Cross-over to the alternative imaging strategy is performed only if first-line imaging is negative or equivocal for systemic metastasis beyond the site of the known primary. Using these results, the treating clinician records a secondary assessment of extent of disease and a revised management plan, if required. These results are used to evaluate the incremental value of adding PET/CT to CI and vice versa.

Optional confirmatory investigations (biopsy or any other imaging modality not already performed) can be performed at the discretion of the treating clinician. Using these results, the referring physician records the final extent of clinical disease and the final management plan, based on all available information.

Reporting imaging specialists have unrestricted access to clinical and radiological data available up to the time of the scan as per usual clinical practice, and the clinical report produced by the readers are transmitted to the referring physician. Therefore, the trial design reflects, as closely as possible, usual clinical practice.

Upon completion of the diagnostic phases and after the final management plan is implemented, follow-up is performed using the standard surveillance protocols pertinent to the disease in question.

The primary end point of such studies is the independent utility of each first-line imaging paradigm. This is defined as the proportion of participants who, following a second-line work-up, do not require any change to be made to the management plan that was initially formulated. The secondary end point is the incremental utility, which is defined as the proportion of participants who receive the second-line imaging modality when the first-line imaging is negative or equivocal for distant metastasis, leading to a change in the management plan formulated following the first-line imaging. A “change in management plan” is defined as high when there is a change in treatment intent (between curative, palliative or expectant management) or treatment modality, or medium when there is a change in the delivery of a chosen treatment modality (e.g., a change in radiotherapy field). An important potential validation of the value of each test will be the ability of each first-line imaging technique to stratify overall survival.

This trial design also lends itself to many combinations of conventional staging and PET-based staging. For example, in the staging of locally advanced breast cancer, the combination of mammography, sentinel node biopsy, CT and bone scintigraphy could be compared with FDG PET/CT. For patients with symptoms of carcinoid syndrome and elevated chromogranin-A levels, triple-phase CT could be compared with 68Ga DOTA-octreotate PET/CT, and so on.
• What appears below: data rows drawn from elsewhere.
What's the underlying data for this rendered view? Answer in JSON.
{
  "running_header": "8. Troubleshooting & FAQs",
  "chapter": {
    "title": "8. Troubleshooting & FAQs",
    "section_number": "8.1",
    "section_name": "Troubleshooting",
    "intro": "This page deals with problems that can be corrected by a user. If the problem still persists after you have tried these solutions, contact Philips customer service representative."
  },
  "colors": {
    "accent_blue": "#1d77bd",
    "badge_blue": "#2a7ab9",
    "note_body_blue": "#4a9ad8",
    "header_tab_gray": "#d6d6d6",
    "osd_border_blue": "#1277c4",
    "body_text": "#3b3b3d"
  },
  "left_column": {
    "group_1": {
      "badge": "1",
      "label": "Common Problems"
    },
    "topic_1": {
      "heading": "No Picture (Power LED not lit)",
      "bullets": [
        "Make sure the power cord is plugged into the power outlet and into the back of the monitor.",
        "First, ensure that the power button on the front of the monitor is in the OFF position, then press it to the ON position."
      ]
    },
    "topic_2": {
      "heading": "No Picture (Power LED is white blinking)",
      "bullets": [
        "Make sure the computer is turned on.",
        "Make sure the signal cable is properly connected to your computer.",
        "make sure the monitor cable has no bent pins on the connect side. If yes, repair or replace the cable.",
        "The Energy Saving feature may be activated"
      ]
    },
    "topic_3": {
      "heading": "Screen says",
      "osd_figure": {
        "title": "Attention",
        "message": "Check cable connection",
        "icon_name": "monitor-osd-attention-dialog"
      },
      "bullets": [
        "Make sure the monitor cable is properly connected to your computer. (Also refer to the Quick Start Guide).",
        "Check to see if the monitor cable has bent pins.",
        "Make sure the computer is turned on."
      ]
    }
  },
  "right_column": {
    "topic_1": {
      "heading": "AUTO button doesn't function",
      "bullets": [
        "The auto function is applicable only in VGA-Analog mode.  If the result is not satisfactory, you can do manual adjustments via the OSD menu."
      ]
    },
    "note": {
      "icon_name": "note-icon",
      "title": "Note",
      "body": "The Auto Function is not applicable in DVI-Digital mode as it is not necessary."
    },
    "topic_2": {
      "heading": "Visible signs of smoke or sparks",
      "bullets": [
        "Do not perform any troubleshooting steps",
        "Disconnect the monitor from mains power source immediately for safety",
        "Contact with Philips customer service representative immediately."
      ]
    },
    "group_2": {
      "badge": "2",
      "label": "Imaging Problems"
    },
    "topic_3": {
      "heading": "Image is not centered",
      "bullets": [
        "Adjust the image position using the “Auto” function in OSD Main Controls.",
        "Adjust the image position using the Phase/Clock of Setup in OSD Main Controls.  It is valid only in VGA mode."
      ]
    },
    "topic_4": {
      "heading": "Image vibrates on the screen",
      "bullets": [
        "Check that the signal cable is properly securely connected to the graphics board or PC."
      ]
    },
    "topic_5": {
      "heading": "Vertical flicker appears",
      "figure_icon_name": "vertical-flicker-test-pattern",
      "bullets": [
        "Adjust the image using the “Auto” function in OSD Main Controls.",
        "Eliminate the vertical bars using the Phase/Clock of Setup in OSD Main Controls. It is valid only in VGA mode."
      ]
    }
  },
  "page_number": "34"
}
Furthermore, it is possible to build into such studies an assessment of patient satisfaction, efficiency and cost. A survey regarding the time taken to complete the staging tests, their comfort and convenience can be incorporated at each phase of investigation. The total cost of the staging strategy can be determined from the sum of the first-line work-up plus the cost of any mandated second-line work-up, and any optional validating procedures that are determined to be necessary by the treating clinician before arriving at a definitive treatment plan.

Conclusion

Although this may seem a radical, and some would say irresponsible, suggestion, there are cogent reasons to consider the proposition that patients deserve access to information regarding the most efficient and effective imaging paradigm whatever its cost. While challenging to health-funding authorities, there is a moral obligation to both patients and the community to assess dispassionately whether it may be less expensive in the long run to spend more on the initial phases of diagnosis and staging to ensure rational use of expensive and toxic therapies, especially if the results obtained in providing these treatments is improved by better selection and delivery.

Conflict of interest

The author has no conflicts of interest to declare.